INTRODUCTION: High on-treatment platelet reactivity is a well-known risk factor for adverse events in patients undergoing percutaneous coronary intervention (PCI). This study was to investigate the value of a novel platelet reactivity-based system, named the COP-INH (COmbination of P2Y12 reaction unit [PRU] and percentage of platelet inhibition [%INH]), assessed by VerifyNow P2Y12 assay, for predicting the long-term ischaemic events in patients with acute coronary syndrome (ACS) undergoing PCI. MATERIALS AND METHODS: The COP-INH was calculated on the basis of data obtained at 30days after PCI: patients with both an elevated PRU (≥230) and decreased %INH (<40%) were allocated a score of 2, and patients showing one or neither were allocated a score of 1 or 0, respectively.

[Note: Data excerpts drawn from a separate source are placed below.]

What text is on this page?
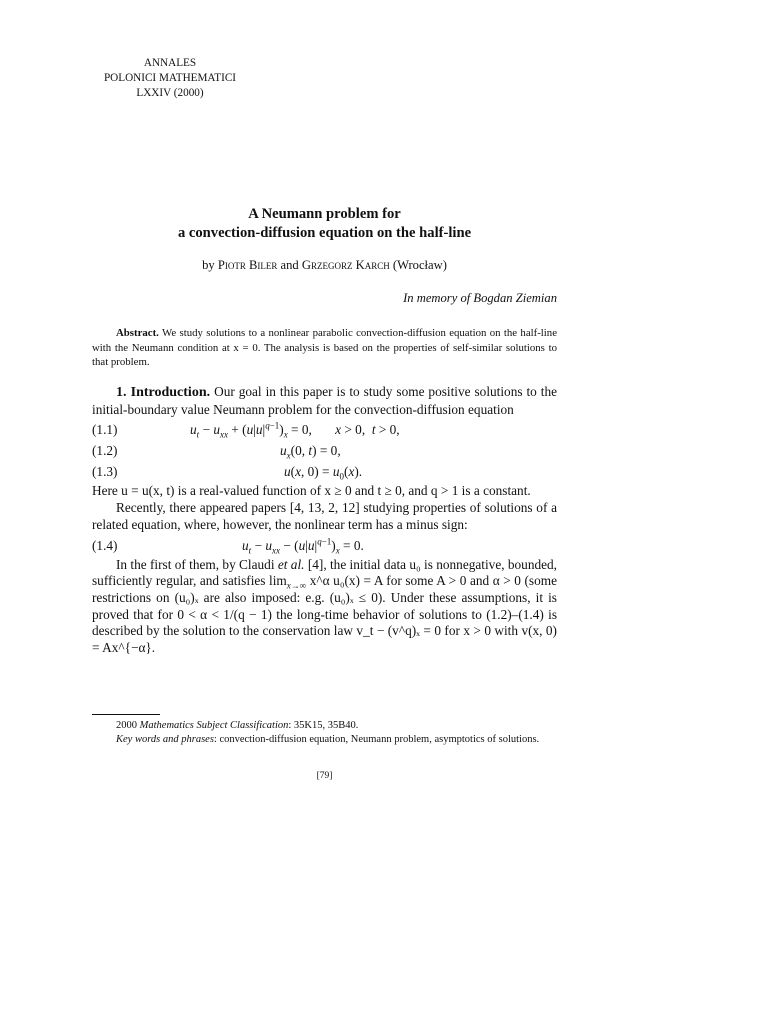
ANNALES
POLONICI MATHEMATICI
LXXIV (2000)
A Neumann problem for
a convection-diffusion equation on the half-line
by Piotr Biler and Grzegorz Karch (Wrocław)
In memory of Bogdan Ziemian
Abstract. We study solutions to a nonlinear parabolic convection-diffusion equation on the half-line with the Neumann condition at x = 0. The analysis is based on the properties of self-similar solutions to that problem.

1. Introduction. Our goal in this paper is to study some positive solutions to the initial-boundary value Neumann problem for the convection-diffusion equation

(1.1)	$u_t - u_{xx} + (u|u|^{q-1})_x = 0$,       x > 0,  t > 0,
(1.2)	$u_x(0$, t) = 0,
(1.3)	u(x, $0) = u_0(x)$.

Here u = u(x, t) is a real-valued function of x ≥ 0 and t ≥ 0, and q > 1 is a constant.

Recently, there appeared papers [4, 13, 2, 12] studying properties of solutions of a related equation, where, however, the nonlinear term has a minus sign:

(1.4)	$u_t - u_{xx} - (u|u|^{q-1})_x = 0$.

In the first of them, by Claudi et al. [4], the initial data u₀ is nonnegative, bounded, sufficiently regular, and satisfies $\lim_{x\to\infty}$ x^α u₀(x) = A for some A > 0 and α > 0 (some restrictions on (u₀)ₓ are also imposed: e.g. (u₀)ₓ ≤ 0). Under these assumptions, it is proved that for 0 < α < 1/(q − 1) the long-time behavior of solutions to (1.2)–(1.4) is described by the solution to the conservation law v_t − (v^q)ₓ = 0 for x > 0 with v(x, 0) = Ax^{−α}.

2000 Mathematics Subject Classification: 35K15, 35B40.

Key words and phrases: convection-diffusion equation, Neumann problem, asymptotics of solutions.

[79]
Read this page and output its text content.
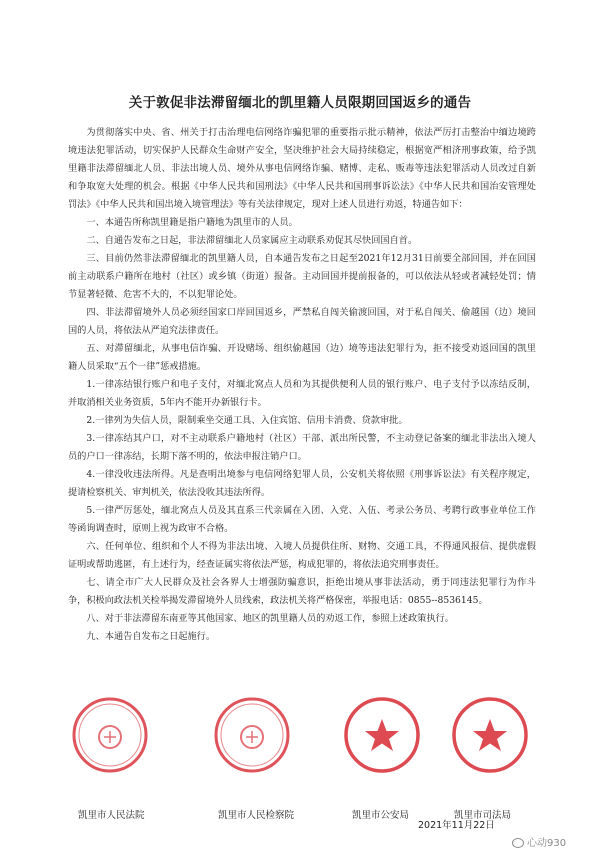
关于敦促非法滞留缅北的凯里籍人员限期回国返乡的通告

为贯彻落实中央、省、州关于打击治理电信网络诈骗犯罪的重要指示批示精神，依法严厉打击整治中缅边境跨境违法犯罪活动，切实保护人民群众生命财产安全，坚决维护社会大局持续稳定，根据宽严相济刑事政策，给予凯里籍非法滞留缅北人员、非法出境人员、境外从事电信网络诈骗、赌博、走私、贩毒等违法犯罪活动人员改过自新和争取宽大处理的机会。根据《中华人民共和国刑法》《中华人民共和国刑事诉讼法》《中华人民共和国治安管理处罚法》《中华人民共和国出境入境管理法》等有关法律规定，现对上述人员进行劝返，特通告如下：

一、本通告所称凯里籍是指户籍地为凯里市的人员。

二、自通告发布之日起，非法滞留缅北人员家属应主动联系劝促其尽快回国自首。

三、目前仍然非法滞留缅北的凯里籍人员，自本通告发布之日起至2021年12月31日前要全部回国，并在回国前主动联系户籍所在地村（社区）或乡镇（街道）报备。主动回国并提前报备的，可以依法从轻或者减轻处罚；情节显著轻微、危害不大的，不以犯罪论处。

四、非法滞留境外人员必须经国家口岸回国返乡，严禁私自闯关偷渡回国，对于私自闯关、偷越国（边）境回国的人员，将依法从严追究法律责任。

五、对滞留缅北，从事电信诈骗、开设赌场、组织偷越国（边）境等违法犯罪行为，拒不接受劝返回国的凯里籍人员采取“五个一律”惩戒措施。

1.一律冻结银行账户和电子支付，对缅北窝点人员和为其提供便利人员的银行账户、电子支付予以冻结反制，并取消相关业务资质，5年内不能开办新银行卡。

2.一律列为失信人员，限制乘坐交通工具、入住宾馆、信用卡消费、贷款审批。

3.一律冻结其户口，对不主动联系户籍地村（社区）干部、派出所民警，不主动登记备案的缅北非法出入境人员的户口一律冻结，长期下落不明的，依法申报注销户口。

4.一律没收违法所得。凡是查明出境参与电信网络犯罪人员，公安机关将依照《刑事诉讼法》有关程序规定，提请检察机关、审判机关，依法没收其违法所得。

5.一律严厉惩处，缅北窝点人员及其直系三代亲属在入团、入党、入伍、考录公务员、考聘行政事业单位工作等函询调查时，原则上视为政审不合格。

六、任何单位、组织和个人不得为非法出境、入境人员提供住所、财物、交通工具，不得通风报信、提供虚假证明或帮助逃匿，有上述行为，经查证属实将依法严惩，构成犯罪的，将依法追究刑事责任。

七、请全市广大人民群众及社会各界人士增强防骗意识，拒绝出境从事非法活动，勇于同违法犯罪行为作斗争，积极向政法机关检举揭发滞留境外人员线索，政法机关将严格保密，举报电话：0855--8536145。

八、对于非法滞留东南亚等其他国家、地区的凯里籍人员的劝返工作，参照上述政策执行。

九、本通告自发布之日起施行。

凯里市人民法院	凯里市人民检察院	凯里市公安局	凯里市司法局
2021年11月22日
心动930
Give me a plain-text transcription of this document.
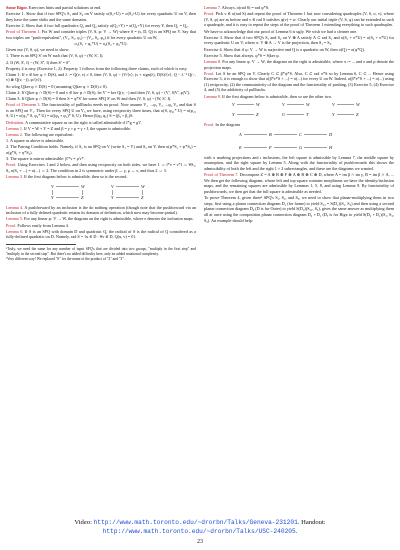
Some Rigor. Exercises hints and partial solutions at end.
Exercise 1. Show that if two SPQ's S₁ and S₂ on V satisfy σ(S₁+U) = σ(S₂+U) for every quadratic U on V, then they have the same shifts and the same domains.
Exercise 2. Show that if two full quadratics Q₁ and Q₂ satisfy σ(Q₁+Y) = σ(Q₂+Y) for every Y, then Q₁ = Q₂.
Proof of Theorem 1. Fix W and consider triples (V, S, φ: V → W) where S = (s, D, Q) is an SPQ on V. Say that two triples are "push-equivalent", (V₁, S₁, φ₁) ~ (V₂, S₂, φ₂) if for every quadratic U on W,
σ₁(S₁ + φ₁*U) = σ₂(S₂ + φ₂*U).
Given our (V, S, φ), we need to show:
1. There is an SPQ S' on W such that (V, S, φ) ~ (W, S', I).
2. If (W, S', I) ~ (W, S'', I) then S' = S''.
Property 2 is easy (Exercise 1, 2). Property 1 follows from the following three claims, each of which is easy.
Claim 1: If v ∈ ker φ ∩ D(S), and λ := Q(v, v) ≠ 0, then (V, S, φ) ~ (V/⟨v⟩, (s + sign(λ), D(S)/⟨v⟩, Q − λ⁻¹ Q(−, v) ⊗ Q(v, −)), φ/⟨v⟩).
So wlog Q|ker φ ∩ D(S) = 0 (assuming Q|ker φ ∩ D(S) ≠ 0).
Claim 2: If Q|ker φ ∩ D(S) = 0 and v ∈ ker φ ∩ D(S), let V' = ker Q(v, −) and then (V, S, φ) ~ (V', S|V', φ|V').
Claim 3: If Q|ker φ ∩ D(S) = 0 then S = φ*S' for some SPQ S' on W and then (V, S, φ) ~ (W, S', I).
Proof of Theorem 3. The functoriality of pullbacks needs no proof. Now assume V₁ →φ₁ V₂ →φ₂ V₃ and that S is an SPQ on V₁. Then for every SPQ U on V₃ we have, using reciprocity three times, that σ(S, φ₂₁* U) = σ(φ₂₁ S, U) = σ(φ₁* S, φ₂* U) = σ((φ₂ ∘ φ₁)* S, U). Hence β(φ₂ φ₁) S = (β₂ ∘ β₁)S.
Definition. A commutative square as on the right is called admissible if f*g = g'f'.
Lemma 1. If V = W + Y = Z and β = γ ∘ μ = γ ∘ I, the square is admissible.
Lemma 2. The following are equivalent:
1. A square as above is admissible.
2. The Pairing Condition holds. Namely, if S₁ is an SPQ on V (write S₁ = V) and S₂ on Y, then σ(φ*S₁ + ψ*S₂) = σ(g*S₁ + η*S₂).
3. The square is mirror admissible: β'*ν = μ'ν*.
Proof. Using Exercises 1 and 2 below, and then using reciprocity on both sides, we have 1 ⇔ f*ν = ν*f ⇔ ∀S₁, S₂ σ(S₁ + ...) = σ(...) ⇔ 2. The condition in 2 is symmetric under β ↔ γ, μ ↔ ν, and thus 2 ⇔ 3.
Lemma 3. If the first diagram below is admissible, then so is the second.
V	W
Y	Z
V	W
Y	Z
Lemma 4. A pushforward by an inclusion is the do nothing operation (though note that the pushforward via an inclusion of a fully defined quadratic retains its domain of definition, which now may become partial).
Lemma 5. For any linear φ: V → W, the diagram on the right is admissible, where e denotes the inclusion maps.
Proof. Follows easily from Lemma 4.
Lemma 6. If S is an SPQ with domain D and quadratic Q, the radical of S is the radical of Q considered as a fully-defined quadratic on D. Namely, rad S = {u ∈ D : ∀v ∈ D, Q(u, v) = 0}.
¹Truly, we need the same for any number of input SPQ's that are divided into two groups, "multiply in the first step" and "multiply in the second step". But there's no added difficulty here, only an added notational complexity.
²Very different way! We replaced "6" for the name of the product of "2" and "3".
Lemma 7. Always, σ(rad S) = rad φ*S.
Proof. Pick v ∈ σ(rad S) and repeat the proof of Theorem 1 but now considering quadruples (V, S, σ, v), where (V, S, φ) are as before and v ∈ rad S satisfies φ(v) = w. Clearly our initial triple (V, S, φ) can be extended to such a quadruple, and it is easy to repeat the steps of the proof of Theorem 1 extending everything to such quadruples.
We have to acknowledge that our proof of Lemma 6 is ugly. We wish we had a cleaner one.
Exercise 3. Show that if two SPQ's S₁ and S₂ on V ⊕ A satisfy A ⊂ rad S₁ and σ(S₁ + π*U) = σ(S₂ + π*U) for every quadratic U on V, where π: V ⊕ A → V is the projection, then S₁ = S₂.
Exercise 4. Show that if φ: V → W is surjective and Q is a quadratic on W, then σ(Q) = σ(φ*Q).
Exercise 5. Show that always, φ*S = S|ker φ.
Lemma 8. For any linear φ: V → W, the diagram on the right is admissible, where π := ... and e and p denote the projection maps.
Proof. Let S be an SPQ on V. Clearly C ⊂ β*ψ*S. Also, C ⊂ rad π*S so by Lemma 6, C ⊂ ... Hence using Exercise 3, it is enough to show that σ(β*e*S + ...) = σ(...) for every U on W. Indeed, σ(β*e*S + ...) = σ(...) using (1) reciprocity, (2) the commutativity of the diagram and the functoriality of pushing, (3) Exercise 5, (4) Exercise 4, and (5) the additivity of pullbacks.
Lemma 9. If the first diagram below is admissible, then so are the other two.
V	W
Y	Z
V	W
U	T
V	W
Y	Z
Proof. In the diagram
A	B	C	D
E	F	G	H
with π marking projections and ι inclusions, the left square is admissible by Lemma 7, the middle square by assumption, and the right square by Lemma 5. Along with the functoriality of pushforwards this shows the admissibility of both the left and the right 1 × 2 subrectangles, and these are the diagrams we wanted.
Proof of Theorem 7. Decompose Z = A ⊕ B ⊕ F ⊕ A ⊕ B ⊕ C ⊕ D, where A = im β ∩ im γ, B = im β ∩ A, ... We then get the following diagram, whose left and top square contains morphisms we have the identity/inclusion maps, and the remaining squares are admissible by Lemmas 1, 5, 8, and using Lemma 9. By functoriality of pushforwards, we then get that the full square is admissible as needed.
To prove Theorem 4, given three¹ SPQ's S₁, S₂, and S₃, we need to show that planar-multiplying them in two steps, first using a planar connection diagram D₁ (for home) to yield S₁₂ = S(D₁)(S₁, S₂) and then using a second planar connection diagram D₂ (D is for Outer) to yield S(D₂)(S₁₂, S₃), gives the same answer as multiplying them all at once using the composition planar connection diagram D₂ ∘ D₁ (Dₓ is for Bigx to yield S(D₂ ∘ D₁)(S₁, S₂, S₃). An example should help:
Video: http://www.math.toronto.edu/~drorbn/Talks/Geneva-231201. Handout:
http://www.math.toronto.edu/~drorbn/Talks/USC-240205.
23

The primary endpoint was the composite of cardiovascular death, nonfatal myocardial infarction, and target vessel revascularization at 1year follow-up. The relationship between the COP-INH score and primary endpoint was analyzed. RESULTS: 207 patients were enrolled. Baseline characteristics were similar between patients with COP-INH=2 and patients with COP-INH=1 or 0, except for diabetes mellitus (43.8% vs. 21.7%, p=0.015) and previous coronary artery bypass grafting (CABG) (21.9% vs. 6.86%, p=0.007). During the observation period, the incidence of major adverse cardiovascular events (MACE) in patients with COP-INH=2 was significantly higher than patients with COP-INH=1 or 0 (18.8% vs. 4.6%, p=0.007). Multivariate analysis of clinical characteristics and platelet reactivity selected by univariate analysis showed that the COP-INH=2 was an independent predictor of MACE in patients with ACS undergoing PCI (OR 2.745; 95% CI 1.369-9.851; p=0.024), whereas neither PRU≥230 nor %INH<40% was. CONCLUSION: The COP-INH is considered to be a useful predictor of long-term ischaemic events of patients with ACS undergoing PCI.